Les travailleurs seront ravis de savoir que le bras droit de Mélenchon est donc de leur côté, et que, pour les défendre, il a voté pour le candidat qui va durcir la loi El Khomri, par ordonnances, contre la candidate qui voulait juste abroger cette loi.

Mais ceux-ci, qui, majoritairement, votent Marine, auront compris que Mélenchon est ses sbires ne sont aucunement les amis du salariat, mais des traîtres, et leurs pires ennemis. A quoi servent en effet Mélenchon, Corbière et leurs complices ? Au service du système, ils sont là pour canaliser les trahisons de la gauche, et empêcher nombre de jeunes sans culture politique de rejoindre Marine, en faisant semblant d’offrir une alternative sans perspectives.
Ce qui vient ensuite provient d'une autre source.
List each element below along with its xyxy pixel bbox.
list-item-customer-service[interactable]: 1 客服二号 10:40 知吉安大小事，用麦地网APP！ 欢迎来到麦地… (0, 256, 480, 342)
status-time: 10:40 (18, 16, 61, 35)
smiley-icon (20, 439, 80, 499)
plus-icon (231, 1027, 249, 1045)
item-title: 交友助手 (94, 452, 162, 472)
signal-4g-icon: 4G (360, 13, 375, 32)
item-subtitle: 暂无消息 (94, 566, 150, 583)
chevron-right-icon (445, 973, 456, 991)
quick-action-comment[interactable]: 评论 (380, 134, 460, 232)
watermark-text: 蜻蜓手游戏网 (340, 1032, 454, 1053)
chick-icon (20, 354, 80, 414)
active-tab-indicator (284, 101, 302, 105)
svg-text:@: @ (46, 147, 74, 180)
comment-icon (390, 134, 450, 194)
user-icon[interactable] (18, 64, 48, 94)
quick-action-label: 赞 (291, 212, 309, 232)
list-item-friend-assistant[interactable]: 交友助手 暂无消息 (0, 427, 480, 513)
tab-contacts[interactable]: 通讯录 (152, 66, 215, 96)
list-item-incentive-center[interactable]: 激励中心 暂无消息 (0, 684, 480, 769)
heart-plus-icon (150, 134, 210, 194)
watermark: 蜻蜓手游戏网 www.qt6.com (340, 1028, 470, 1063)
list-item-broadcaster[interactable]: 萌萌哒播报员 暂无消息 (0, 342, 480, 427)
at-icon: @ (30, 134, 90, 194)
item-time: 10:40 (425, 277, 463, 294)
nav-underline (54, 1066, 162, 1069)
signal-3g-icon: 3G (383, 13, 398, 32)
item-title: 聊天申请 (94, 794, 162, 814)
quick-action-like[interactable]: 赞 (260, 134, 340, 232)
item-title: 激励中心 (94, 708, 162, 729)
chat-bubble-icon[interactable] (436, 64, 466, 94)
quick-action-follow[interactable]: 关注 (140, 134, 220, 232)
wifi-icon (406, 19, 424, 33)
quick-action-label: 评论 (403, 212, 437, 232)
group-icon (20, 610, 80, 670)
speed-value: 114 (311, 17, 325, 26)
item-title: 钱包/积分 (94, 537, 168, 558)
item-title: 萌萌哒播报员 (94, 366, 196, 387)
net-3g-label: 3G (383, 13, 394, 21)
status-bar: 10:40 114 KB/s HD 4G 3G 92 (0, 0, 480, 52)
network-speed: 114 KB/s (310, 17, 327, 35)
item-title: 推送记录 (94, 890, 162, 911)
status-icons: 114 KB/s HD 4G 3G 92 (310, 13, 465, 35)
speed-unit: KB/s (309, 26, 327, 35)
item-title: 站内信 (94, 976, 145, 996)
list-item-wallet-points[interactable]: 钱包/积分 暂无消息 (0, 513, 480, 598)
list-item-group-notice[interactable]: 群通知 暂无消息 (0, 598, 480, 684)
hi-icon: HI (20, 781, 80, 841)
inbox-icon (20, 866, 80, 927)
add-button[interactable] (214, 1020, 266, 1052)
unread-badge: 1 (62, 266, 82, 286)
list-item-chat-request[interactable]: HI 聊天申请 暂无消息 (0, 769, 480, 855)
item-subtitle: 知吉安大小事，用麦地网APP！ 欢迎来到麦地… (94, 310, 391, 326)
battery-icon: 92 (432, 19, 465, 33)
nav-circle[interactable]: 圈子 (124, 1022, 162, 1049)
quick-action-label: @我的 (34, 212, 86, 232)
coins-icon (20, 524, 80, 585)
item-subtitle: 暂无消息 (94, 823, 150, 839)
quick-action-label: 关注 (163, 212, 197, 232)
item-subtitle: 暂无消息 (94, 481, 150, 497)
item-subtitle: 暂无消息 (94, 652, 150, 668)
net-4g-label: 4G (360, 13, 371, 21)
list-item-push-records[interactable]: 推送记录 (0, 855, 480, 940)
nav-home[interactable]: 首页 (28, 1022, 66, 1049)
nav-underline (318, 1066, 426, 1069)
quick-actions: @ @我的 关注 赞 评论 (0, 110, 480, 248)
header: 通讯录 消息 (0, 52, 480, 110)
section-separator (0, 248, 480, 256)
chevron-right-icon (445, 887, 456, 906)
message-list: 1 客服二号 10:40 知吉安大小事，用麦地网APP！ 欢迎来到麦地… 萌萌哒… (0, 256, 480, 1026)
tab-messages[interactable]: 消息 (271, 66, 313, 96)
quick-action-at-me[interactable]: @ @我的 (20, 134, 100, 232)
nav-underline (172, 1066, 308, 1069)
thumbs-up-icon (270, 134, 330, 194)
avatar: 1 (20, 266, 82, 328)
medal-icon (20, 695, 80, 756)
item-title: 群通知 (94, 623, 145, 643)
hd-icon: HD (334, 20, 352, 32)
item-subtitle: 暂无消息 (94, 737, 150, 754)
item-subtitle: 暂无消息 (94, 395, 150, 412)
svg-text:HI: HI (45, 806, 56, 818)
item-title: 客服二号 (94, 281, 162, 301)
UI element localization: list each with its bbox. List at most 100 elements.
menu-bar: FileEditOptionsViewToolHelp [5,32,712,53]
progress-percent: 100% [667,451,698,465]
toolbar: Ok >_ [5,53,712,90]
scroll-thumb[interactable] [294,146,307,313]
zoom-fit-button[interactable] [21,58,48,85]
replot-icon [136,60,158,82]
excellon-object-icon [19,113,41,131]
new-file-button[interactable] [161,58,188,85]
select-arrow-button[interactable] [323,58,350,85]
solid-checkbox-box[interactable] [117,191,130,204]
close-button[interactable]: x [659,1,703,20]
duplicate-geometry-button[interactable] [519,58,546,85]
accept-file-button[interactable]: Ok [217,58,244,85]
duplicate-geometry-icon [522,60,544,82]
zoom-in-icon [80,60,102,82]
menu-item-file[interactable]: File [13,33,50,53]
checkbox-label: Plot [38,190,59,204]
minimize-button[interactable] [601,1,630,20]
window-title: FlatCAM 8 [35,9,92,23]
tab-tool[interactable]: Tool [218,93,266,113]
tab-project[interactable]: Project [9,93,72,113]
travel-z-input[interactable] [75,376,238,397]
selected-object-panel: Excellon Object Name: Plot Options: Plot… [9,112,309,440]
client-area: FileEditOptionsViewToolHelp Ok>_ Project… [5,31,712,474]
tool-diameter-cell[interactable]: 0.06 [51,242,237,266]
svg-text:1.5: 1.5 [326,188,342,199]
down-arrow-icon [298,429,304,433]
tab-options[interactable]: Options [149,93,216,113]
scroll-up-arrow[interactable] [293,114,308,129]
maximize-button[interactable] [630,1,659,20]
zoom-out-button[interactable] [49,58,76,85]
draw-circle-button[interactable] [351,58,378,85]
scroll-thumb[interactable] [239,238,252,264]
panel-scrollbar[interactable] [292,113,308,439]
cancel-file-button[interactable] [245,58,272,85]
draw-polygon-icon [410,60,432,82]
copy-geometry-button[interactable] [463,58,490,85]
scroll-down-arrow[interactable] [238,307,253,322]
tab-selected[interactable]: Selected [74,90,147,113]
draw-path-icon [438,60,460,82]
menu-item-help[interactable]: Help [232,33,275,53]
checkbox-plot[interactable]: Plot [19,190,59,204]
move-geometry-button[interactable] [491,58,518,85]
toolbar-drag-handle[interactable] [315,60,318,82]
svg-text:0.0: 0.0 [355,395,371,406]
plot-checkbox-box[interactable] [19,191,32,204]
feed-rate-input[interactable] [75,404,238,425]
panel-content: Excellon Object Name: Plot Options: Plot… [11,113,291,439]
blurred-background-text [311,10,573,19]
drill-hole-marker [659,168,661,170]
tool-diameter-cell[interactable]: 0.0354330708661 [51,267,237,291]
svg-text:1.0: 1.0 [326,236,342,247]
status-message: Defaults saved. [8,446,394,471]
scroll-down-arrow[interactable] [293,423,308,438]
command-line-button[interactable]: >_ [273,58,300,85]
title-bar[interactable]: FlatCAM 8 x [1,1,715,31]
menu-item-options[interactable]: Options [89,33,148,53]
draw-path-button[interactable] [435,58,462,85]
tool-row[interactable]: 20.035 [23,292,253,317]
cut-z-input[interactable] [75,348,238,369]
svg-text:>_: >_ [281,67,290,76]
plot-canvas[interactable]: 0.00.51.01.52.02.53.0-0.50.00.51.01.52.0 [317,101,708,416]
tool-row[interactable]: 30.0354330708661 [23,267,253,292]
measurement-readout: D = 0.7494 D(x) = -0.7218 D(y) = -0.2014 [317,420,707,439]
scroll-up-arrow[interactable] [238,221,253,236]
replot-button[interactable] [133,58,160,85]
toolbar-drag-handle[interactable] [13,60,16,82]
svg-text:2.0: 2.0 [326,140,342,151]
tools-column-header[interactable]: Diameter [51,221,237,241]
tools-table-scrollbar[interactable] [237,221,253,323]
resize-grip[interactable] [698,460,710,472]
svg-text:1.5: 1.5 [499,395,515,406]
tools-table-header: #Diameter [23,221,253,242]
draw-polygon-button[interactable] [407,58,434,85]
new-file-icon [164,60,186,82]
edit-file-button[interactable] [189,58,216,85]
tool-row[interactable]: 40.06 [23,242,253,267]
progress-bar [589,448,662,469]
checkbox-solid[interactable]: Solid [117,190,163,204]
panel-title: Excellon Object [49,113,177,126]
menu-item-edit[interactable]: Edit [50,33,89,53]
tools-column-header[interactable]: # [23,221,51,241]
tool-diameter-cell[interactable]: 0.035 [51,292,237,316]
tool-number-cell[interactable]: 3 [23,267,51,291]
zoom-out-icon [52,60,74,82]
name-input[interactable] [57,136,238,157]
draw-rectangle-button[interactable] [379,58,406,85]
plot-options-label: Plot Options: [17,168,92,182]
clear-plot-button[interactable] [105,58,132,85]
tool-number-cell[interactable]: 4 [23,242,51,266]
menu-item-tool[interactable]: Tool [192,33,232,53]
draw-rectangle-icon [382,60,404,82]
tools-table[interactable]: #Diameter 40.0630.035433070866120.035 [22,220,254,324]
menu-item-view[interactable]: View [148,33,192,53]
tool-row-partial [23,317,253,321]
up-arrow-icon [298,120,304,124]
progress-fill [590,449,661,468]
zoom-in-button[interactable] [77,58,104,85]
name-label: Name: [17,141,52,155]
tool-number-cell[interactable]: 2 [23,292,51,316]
En 2012, à 20 heures, au premier tour, ils avaient offert ses voix à Hollande. Mélenchon et Corbière, cinq ans plus tard, ont un peu mieux habiller les choses, pour arriver au même résultat. Rappelons la mascarade de la consultation des prétendus « Insoumis », où on leur demandait de choisir entre l’abstention ou le vote Macron… mais surtout pas le vote Marine. Imposteurs !

Nicolas Dupont-Aignan avait raison de dire que si Mélenchon avait été cohérent, il aurait fait comme lui, et aurait appelé à battre le candidat de la finance et de la mondialisation au service des possédants. Mais pour que Mélenchon agisse comme Nicolas, il aurait d’abord fallu qu’il aime la France ce qui n’a jamais été le cas. Mais il aurait surtout fallu qu’il soit autre chose que cette digue du système, qui a empêché des millions de voix de se porter sur Marine, et de se traduire par une abstention ou un vote Macron, comme l’a fait, de manière honteuse, Corbière, et sans doute Mélenchon.

Or, après avoir entendu l’appel de Mélenchon, chacun comprend une chose : il est là pour empêcher Marine Le Pen, que cette crapule stalinienne continue d’insulter, d’être la seule opposition crédible à Macron. C’est pour cela que Méluche est payé.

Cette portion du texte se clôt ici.